I'm totally okay with seasonal work but just need to supplement income that I already have.
Insurance will cost me about $8,500 a year for 1 million in liability and 100,000 cargo. I just don't want to get caught having to do over the road loads because my expenses will be high.
Theres a guy around here that hauls water for all the hemp and MJ farms. He seems to do okay but I see those industries are contracting. He has a few hired drivers though and several trucks. I just want to keep it simple and make some money driving my truck (Don't want any employees or uneeded overhead). 2 -3 water clients would probably keep me busy through the summer and I shouldn't need authority as long as I'm hauling my own water that I would later sell to a client. Appreciate everyones help. I really don't want to sell my truck and trying to work with what equipment I have to make some extra money.
I can tell you're getting the grasp of it. We farm, and what I've learned over the years is to not rely on just one or two things for your income, but instead focus on diversity. Sticking with a lot of somethings that worked, while dropping other ideas that didn't. Always look for an opportunity to add to your diversity, like what you're looking at doing now.
Look close at your insurance needs, so as to not "over insure", costing you more than you really need, ie: $100k cargo for water? Insurance is going to be one of your biggest expenses and will cost more any time you conduct a "for hire" operation, whether intrastate or interstate. For what you're doing right now, hauling your own farm products (private carrier), I'll bet your insurance costs are minimal. It's when you add that "for hire" aspect it starts climbing.

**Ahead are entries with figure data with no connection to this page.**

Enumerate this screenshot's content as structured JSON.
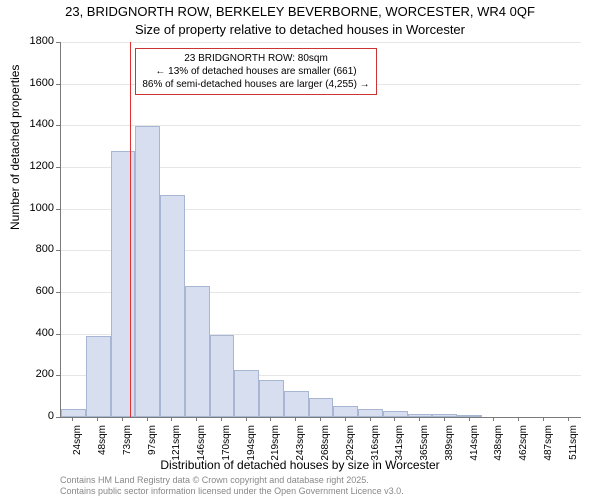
{
  "title_line1": "23, BRIDGNORTH ROW, BERKELEY BEVERBORNE, WORCESTER, WR4 0QF",
  "title_line2": "Size of property relative to detached houses in Worcester",
  "ylabel": "Number of detached properties",
  "xlabel": "Distribution of detached houses by size in Worcester",
  "footer_line1": "Contains HM Land Registry data © Crown copyright and database right 2025.",
  "footer_line2": "Contains public sector information licensed under the Open Government Licence v3.0.",
  "annotation": {
    "line1": "23 BRIDGNORTH ROW: 80sqm",
    "line2": "← 13% of detached houses are smaller (661)",
    "line3": "86% of semi-detached houses are larger (4,255) →"
  },
  "chart": {
    "type": "histogram",
    "background_color": "#ffffff",
    "grid_color": "#e6e6e6",
    "axis_color": "#7a7a7a",
    "bar_fill": "#d6deef",
    "bar_border": "#a8b6d4",
    "marker_color": "#e03030",
    "annotation_border": "#cc3333",
    "ylim": [
      0,
      1800
    ],
    "ytick_step": 200,
    "yticks": [
      0,
      200,
      400,
      600,
      800,
      1000,
      1200,
      1400,
      1600,
      1800
    ],
    "xticks": [
      "24sqm",
      "48sqm",
      "73sqm",
      "97sqm",
      "121sqm",
      "146sqm",
      "170sqm",
      "194sqm",
      "219sqm",
      "243sqm",
      "268sqm",
      "292sqm",
      "316sqm",
      "341sqm",
      "365sqm",
      "389sqm",
      "414sqm",
      "438sqm",
      "462sqm",
      "487sqm",
      "511sqm"
    ],
    "values": [
      40,
      390,
      1275,
      1395,
      1065,
      630,
      395,
      225,
      180,
      125,
      90,
      55,
      40,
      30,
      15,
      15,
      10,
      0,
      0,
      0,
      0
    ],
    "marker_value_index": 2.3,
    "title_fontsize": 13,
    "label_fontsize": 12,
    "tick_fontsize": 11,
    "xtick_fontsize": 10,
    "footer_fontsize": 9,
    "footer_color": "#888888",
    "bar_width_ratio": 1.0
  }
}
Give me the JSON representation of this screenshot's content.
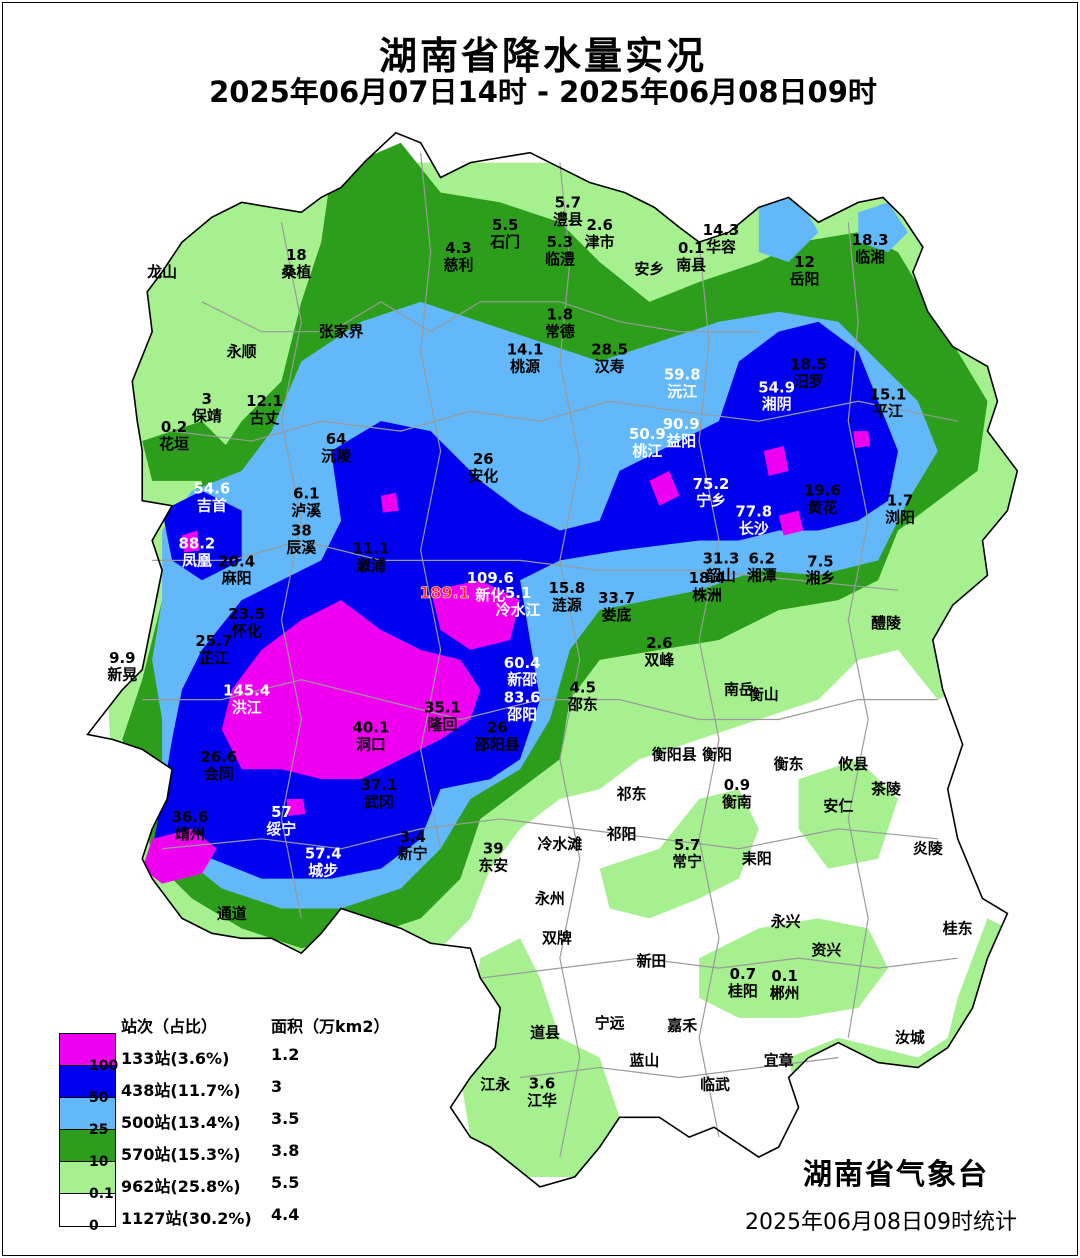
{
  "title": "湖南省降水量实况",
  "subtitle": "2025年06月07日14时 - 2025年06月08日09时",
  "agency": "湖南省气象台",
  "stat_time": "2025年06月08日09时统计",
  "colors": {
    "over100": "#f000f0",
    "r50_100": "#0000f0",
    "r25_50": "#62b8f8",
    "r10_25": "#2c9e1c",
    "r01_10": "#a6f090",
    "r0_01": "#ffffff",
    "boundary": "#9a9a9a"
  },
  "legend": {
    "header_count": "站次（占比）",
    "header_area": "面积（万km2）",
    "rows": [
      {
        "count": "133站(3.6%)",
        "area": "1.2",
        "color": "#f000f0"
      },
      {
        "count": "438站(11.7%)",
        "area": "3",
        "color": "#0000f0"
      },
      {
        "count": "500站(13.4%)",
        "area": "3.5",
        "color": "#62b8f8"
      },
      {
        "count": "570站(15.3%)",
        "area": "3.8",
        "color": "#2c9e1c"
      },
      {
        "count": "962站(25.8%)",
        "area": "5.5",
        "color": "#a6f090"
      },
      {
        "count": "1127站(30.2%)",
        "area": "4.4",
        "color": "#ffffff"
      }
    ],
    "ticks": [
      "100",
      "50",
      "25",
      "10",
      "0.1",
      "0"
    ]
  },
  "places": [
    {
      "name": "龙山"
    },
    {
      "name": "桑植",
      "value": "18"
    },
    {
      "name": "慈利",
      "value": "4.3"
    },
    {
      "name": "石门",
      "value": "5.5"
    },
    {
      "name": "澧县",
      "value": "5.7"
    },
    {
      "name": "临澧",
      "value": "5.3"
    },
    {
      "name": "津市",
      "value": "2.6"
    },
    {
      "name": "安乡"
    },
    {
      "name": "南县",
      "value": "0.1"
    },
    {
      "name": "华容",
      "value": "14.3"
    },
    {
      "name": "岳阳",
      "value": "12"
    },
    {
      "name": "临湘",
      "value": "18.3"
    },
    {
      "name": "张家界"
    },
    {
      "name": "永顺"
    },
    {
      "name": "常德",
      "value": "1.8"
    },
    {
      "name": "桃源",
      "value": "14.1"
    },
    {
      "name": "汉寿",
      "value": "28.5"
    },
    {
      "name": "沅江",
      "value": "59.8"
    },
    {
      "name": "湘阴",
      "value": "54.9"
    },
    {
      "name": "汨罗",
      "value": "18.5"
    },
    {
      "name": "平江",
      "value": "15.1"
    },
    {
      "name": "保靖",
      "value": "3"
    },
    {
      "name": "古丈",
      "value": "12.1"
    },
    {
      "name": "花垣",
      "value": "0.2"
    },
    {
      "name": "沅陵",
      "value": "64"
    },
    {
      "name": "安化",
      "value": "26"
    },
    {
      "name": "桃江",
      "value": "50.9"
    },
    {
      "name": "益阳",
      "value": "90.9"
    },
    {
      "name": "吉首",
      "value": "54.6"
    },
    {
      "name": "泸溪",
      "value": "6.1"
    },
    {
      "name": "宁乡",
      "value": "75.2"
    },
    {
      "name": "长沙",
      "value": "77.8"
    },
    {
      "name": "黄花",
      "value": "19.6"
    },
    {
      "name": "浏阳",
      "value": "1.7"
    },
    {
      "name": "辰溪",
      "value": "38"
    },
    {
      "name": "凤凰",
      "value": "88.2"
    },
    {
      "name": "麻阳",
      "value": "20.4"
    },
    {
      "name": "溆浦",
      "value": "11.1"
    },
    {
      "name": "新化",
      "value": "109.6"
    },
    {
      "name": "冷水江",
      "value": "5.1"
    },
    {
      "name": "涟源",
      "value": "15.8"
    },
    {
      "name": "娄底",
      "value": "33.7"
    },
    {
      "name": "韶山",
      "value": "31.3"
    },
    {
      "name": "湘潭",
      "value": "6.2"
    },
    {
      "name": "湘乡",
      "value": "7.5"
    },
    {
      "name": "株洲",
      "value": "18.4"
    },
    {
      "name": "怀化",
      "value": "23.5"
    },
    {
      "name": "醴陵"
    },
    {
      "name": "芷江",
      "value": "25.7"
    },
    {
      "name": "新晃",
      "value": "9.9"
    },
    {
      "name": "双峰",
      "value": "2.6"
    },
    {
      "name": "洪江",
      "value": "145.4"
    },
    {
      "name": "新邵",
      "value": "60.4"
    },
    {
      "name": "邵阳",
      "value": "83.6"
    },
    {
      "name": "邵东",
      "value": "4.5"
    },
    {
      "name": "南岳"
    },
    {
      "name": "衡山"
    },
    {
      "name": "隆回",
      "value": "35.1"
    },
    {
      "name": "洞口",
      "value": "40.1"
    },
    {
      "name": "邵阳县",
      "value": "26"
    },
    {
      "name": "衡阳县"
    },
    {
      "name": "衡阳"
    },
    {
      "name": "衡东"
    },
    {
      "name": "攸县"
    },
    {
      "name": "会同",
      "value": "26.6"
    },
    {
      "name": "衡南",
      "value": "0.9"
    },
    {
      "name": "茶陵"
    },
    {
      "name": "祁东"
    },
    {
      "name": "安仁"
    },
    {
      "name": "武冈",
      "value": "37.1"
    },
    {
      "name": "绥宁",
      "value": "57"
    },
    {
      "name": "靖州",
      "value": "36.6"
    },
    {
      "name": "炎陵"
    },
    {
      "name": "新宁",
      "value": "3.4"
    },
    {
      "name": "城步",
      "value": "57.4"
    },
    {
      "name": "东安",
      "value": "39"
    },
    {
      "name": "冷水滩"
    },
    {
      "name": "祁阳"
    },
    {
      "name": "常宁",
      "value": "5.7"
    },
    {
      "name": "耒阳"
    },
    {
      "name": "通道"
    },
    {
      "name": "永州"
    },
    {
      "name": "双牌"
    },
    {
      "name": "永兴"
    },
    {
      "name": "资兴"
    },
    {
      "name": "桂东"
    },
    {
      "name": "新田"
    },
    {
      "name": "桂阳",
      "value": "0.7"
    },
    {
      "name": "郴州",
      "value": "0.1"
    },
    {
      "name": "宁远"
    },
    {
      "name": "嘉禾"
    },
    {
      "name": "道县"
    },
    {
      "name": "汝城"
    },
    {
      "name": "蓝山"
    },
    {
      "name": "宜章"
    },
    {
      "name": "江永"
    },
    {
      "name": "江华",
      "value": "3.6"
    },
    {
      "name": "临武"
    }
  ],
  "peak_value": "189.1"
}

Hauling your own products is what you're doing now correct? I thought you were looking to hire out some, no? You should be able to drum up your own work regionally with a dump & step deck. Like I said earlier, get out there and visit folks, beat the bushes, see if you can find a niche not being served. I've always found that personally going to see & talk to folks works well. Unfortunately though, in todays world, that's not done much anymore. Yeah, it takes time and effort on your part, but I guess it comes down to how bad you want to do it.
Stay away from hiring employees. Staying strictly intrastate will also cut out IRP & IFTA also. As far as authority goes, it depends, some States require authority for "intrastate for hire", some don't. You'll have to research that aspect.
Keep us posted on here on what you find. I hope it works out for you, one farmer to another....
Brettj3876 Thanks this.
I've been self employeed in several different business industries... I'll tell ya diversification of income is so important. The business world changes so quick that you have to have multiple streams of income incase one falls through.
I'm just brainstorming to get into something that has lower start up expenses that I'll enjoy. Especially since I already have the truck and trailers. I have a lot of work ahead to get my farm business ramped down. But thinking ahead to summer time.
I just don't know if I can get enough consistant business to stay busy. Running dump loads for the big gravel outfits might be a more stable business model."semi" retired Thanks this.
It's also a time to tally up what was done during the year and decide what we're going to do, or not do, in the upcoming year. Also, time to get the tax chore completed.
March kicks off the Maple Syrup season and working the green house. Then followed by fence repair, and then planting time. From then until next Winter, it's just a blur.
We've picked up a direct haul starting in May through October for a local manufacturer, pulling a 40' gooseneck with a C70, light loads, 400 mile round trip, so out & back the same day. 'Ole Pete just sits for now.
Luckily, we don't have the water laws like you guys have out there and we catch the rain water to supplement our irrigation.